What is the advantage of using tail recursion here?

I have been reading articles describing how space complexity of quicksort can be reduced by using the tail recursive version but I am not able to understand how this is so. Following are the two versions :

QUICKSORT(A, p, r)
       q = PARTITION(A, p, r)
       QUICKSORT(A, p, q-1)
       QUICKSORT(A, q+1, r)


TAIL-RECURSIVE-QUICKSORT(A, p, r)
   while p < r
      q = PARTITION(A, p, r)
      TAIL-RECURSIVE-QUICKSORT(A, p, q-1)
      p = q+1

(Source - http://mypathtothe4.blogspot.com/2013/02/lesson-2-variations-on-quicksort-tail.html)

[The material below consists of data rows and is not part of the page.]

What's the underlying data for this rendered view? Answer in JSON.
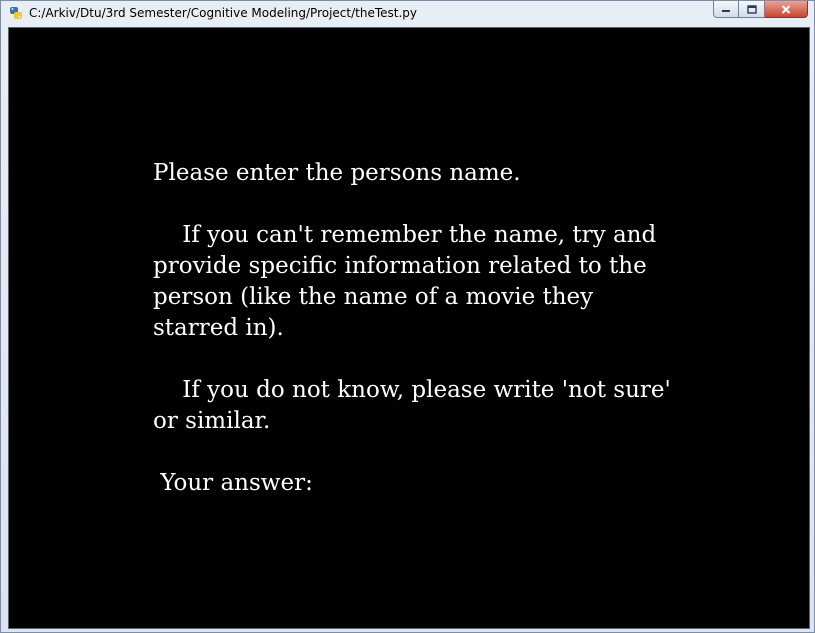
{
  "window": {
    "title": "C:/Arkiv/Dtu/3rd Semester/Cognitive Modeling/Project/theTest.py",
    "icon": "python-icon",
    "buttons": [
      "minimize-icon",
      "maximize-icon",
      "close-icon"
    ]
  },
  "content": {
    "line1": "Please enter the persons name.",
    "para2": "    If you can't remember the name, try and provide specific information related to the person (like the name of a movie they starred in).",
    "para3": "    If you do not know, please write 'not sure' or similar.",
    "answer_label": " Your answer:"
  },
  "colors": {
    "background": "#000000",
    "text": "#ffffff"
  }
}
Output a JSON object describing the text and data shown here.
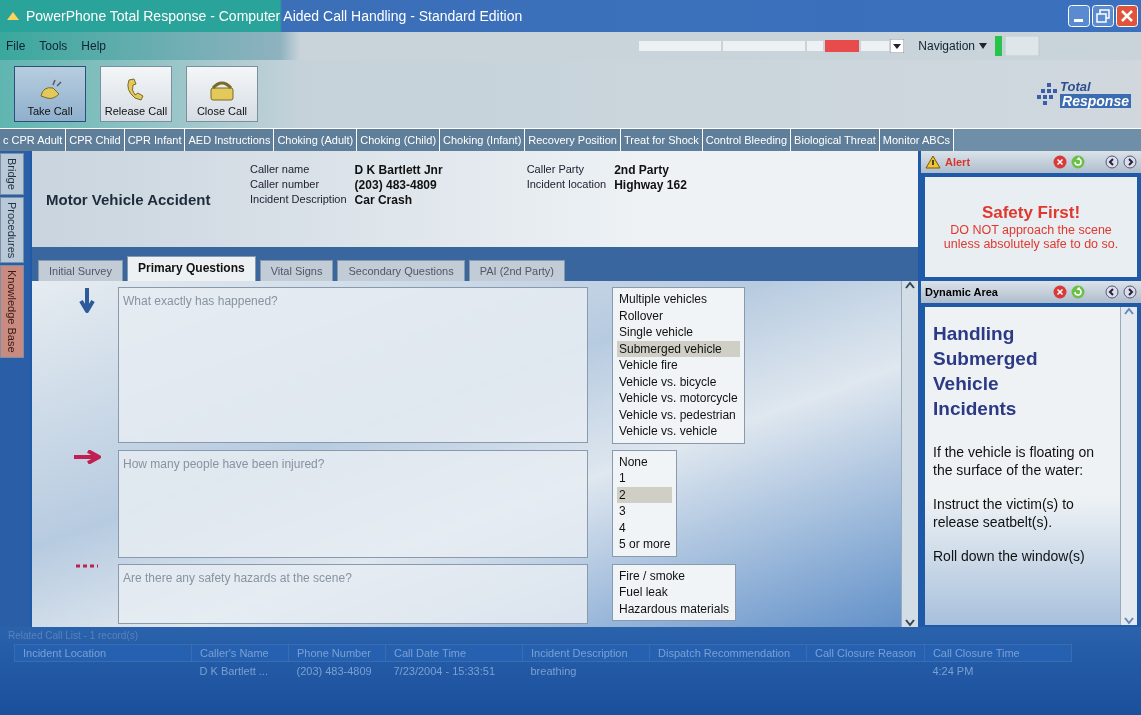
{
  "window": {
    "title": "PowerPhone Total Response - Computer Aided Call Handling - Standard Edition"
  },
  "menu": [
    "File",
    "Tools",
    "Help"
  ],
  "navigation": {
    "label": "Navigation"
  },
  "toolbar": [
    {
      "label": "Take Call",
      "selected": true
    },
    {
      "label": "Release Call",
      "selected": false
    },
    {
      "label": "Close Call",
      "selected": false
    }
  ],
  "logo": {
    "line1": "Total",
    "line2": "Response"
  },
  "protocols": [
    "c CPR Adult",
    "CPR Child",
    "CPR Infant",
    "AED Instructions",
    "Choking (Adult)",
    "Choking (Child)",
    "Choking (Infant)",
    "Recovery Position",
    "Treat for Shock",
    "Control Bleeding",
    "Biological Threat",
    "Monitor ABCs"
  ],
  "side_tabs": [
    {
      "label": "Bridge",
      "selected": false
    },
    {
      "label": "Procedures",
      "selected": false
    },
    {
      "label": "Knowledge Base",
      "selected": true
    }
  ],
  "incident": {
    "type": "Motor Vehicle Accident",
    "fields": [
      {
        "label": "Caller name",
        "value": "D K Bartlett Jnr"
      },
      {
        "label": "Caller number",
        "value": "(203) 483-4809"
      },
      {
        "label": "Incident Description",
        "value": "Car Crash"
      },
      {
        "label": "Caller Party",
        "value": "2nd Party"
      },
      {
        "label": "Incident location",
        "value": "Highway 162"
      }
    ]
  },
  "tabs": [
    {
      "label": "Initial Survey",
      "selected": false
    },
    {
      "label": "Primary Questions",
      "selected": true
    },
    {
      "label": "Vital Signs",
      "selected": false
    },
    {
      "label": "Secondary Questions",
      "selected": false
    },
    {
      "label": "PAI (2nd Party)",
      "selected": false
    }
  ],
  "questions": [
    {
      "kind": "done",
      "placeholder": "What exactly has happened?",
      "options": [
        {
          "label": "Multiple vehicles",
          "selected": false
        },
        {
          "label": "Rollover",
          "selected": false
        },
        {
          "label": "Single vehicle",
          "selected": false
        },
        {
          "label": "Submerged vehicle",
          "selected": true
        },
        {
          "label": "Vehicle fire",
          "selected": false
        },
        {
          "label": "Vehicle vs. bicycle",
          "selected": false
        },
        {
          "label": "Vehicle vs. motorcycle",
          "selected": false
        },
        {
          "label": "Vehicle vs. pedestrian",
          "selected": false
        },
        {
          "label": "Vehicle vs. vehicle",
          "selected": false
        }
      ]
    },
    {
      "kind": "current",
      "placeholder": "How many people have been injured?",
      "options": [
        {
          "label": "None",
          "selected": false
        },
        {
          "label": "1",
          "selected": false
        },
        {
          "label": "2",
          "selected": true
        },
        {
          "label": "3",
          "selected": false
        },
        {
          "label": "4",
          "selected": false
        },
        {
          "label": "5 or more",
          "selected": false
        }
      ]
    },
    {
      "kind": "pending",
      "placeholder": "Are there any safety hazards at the scene?",
      "options": [
        {
          "label": "Fire / smoke",
          "selected": false
        },
        {
          "label": "Fuel leak",
          "selected": false
        },
        {
          "label": "Hazardous materials",
          "selected": false
        }
      ]
    }
  ],
  "alert": {
    "title": "Alert",
    "heading": "Safety First!",
    "text": "DO NOT approach the scene unless absolutely safe to do so."
  },
  "dynamic_area": {
    "title": "Dynamic Area",
    "heading": "Handling Submerged Vehicle Incidents",
    "paragraphs": [
      "If the vehicle is floating on the surface of the water:",
      "Instruct the victim(s) to release seatbelt(s).",
      "Roll down the window(s)"
    ]
  },
  "call_list": {
    "title": "Related Call List - 1 record(s)",
    "columns": [
      "Incident Location",
      "Caller's Name",
      "Phone Number",
      "Call Date Time",
      "Incident Description",
      "Dispatch Recommendation",
      "Call Closure Reason",
      "Call Closure Time"
    ],
    "rows": [
      [
        "",
        "D K Bartlett ...",
        "(203) 483-4809",
        "7/23/2004 - 15:33:51",
        "breathing",
        "",
        "",
        "4:24 PM"
      ]
    ]
  }
}
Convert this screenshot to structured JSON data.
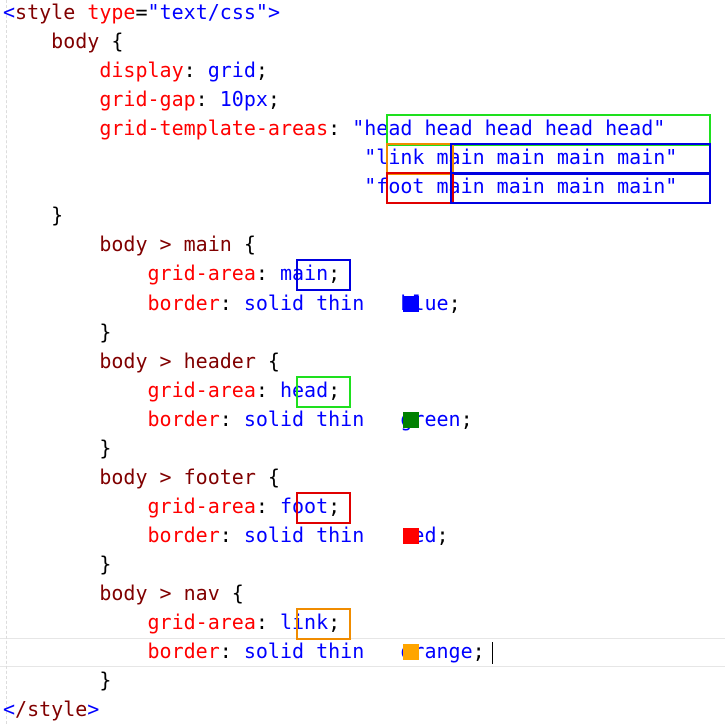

As far as I understand , both of these would cause recursive calls on both the left and right half of the array. In both the cases , only one half would processed at a time and therefore at any time only one recursive call would be using the stack space. I am unable to see how the tail recursive quicksort saves space.

The pseudo code above is taken from the article - http://mypathtothe4.blogspot.com/2013/02/lesson-2-variations-on-quicksort-tail.html The explanation provided in the article confuses me even more -

Quicksort partitions a given sub-array and proceeds to recurse twice; one on the left-sub-array and one on the right. Each of these recursive calls will require its own individual stream of stack space. This space is used to store the indexing variables for the array at some level of recursion. If we picture this occurring from beginning to end of execution, we can see that the stack space doubles at each layer.

So how does Tail-Recursive-Quicksort fix all of this?

Well, instead of recursing on two sub-arrays, we now only recurse on one. This eliminates the need for doubling stack space at every layer of execution. We get around this problem by using the while loop as an iterative control that performs the same task. Instead of needing the stack to save sets of variables for two recursive calls, we simply alter the same set of variables and use the single recursive call on new variables.

I don't see how the stack space doubles at every layer of execution in the case of a regular quicksort.

Note :- There is no mention of compiler optimization in the article.

Solution

A tail recursive function call allows the compiler to perform a special optimization which it normally can not with regular recursion. In a tail recursive function, the recursive call is the very last thing to be executed. In this case, instead of allocating a stack frame for each call, the compiler can rework the code to simply reuse the current stack frame, meaning a tail-recursive function will only use a single stack frame as opposed to hundreds or even thousands.

This optimization is possible because the compiler knows that once the tail recursive call is made, no previous copies of variables will be needed, because there is no more code to execute. If, for instance, a print statement followed a recursive call, the compiler would need to know the value of the variable to be printed after the recursive call returns, and thus the stack frame cannot be reused.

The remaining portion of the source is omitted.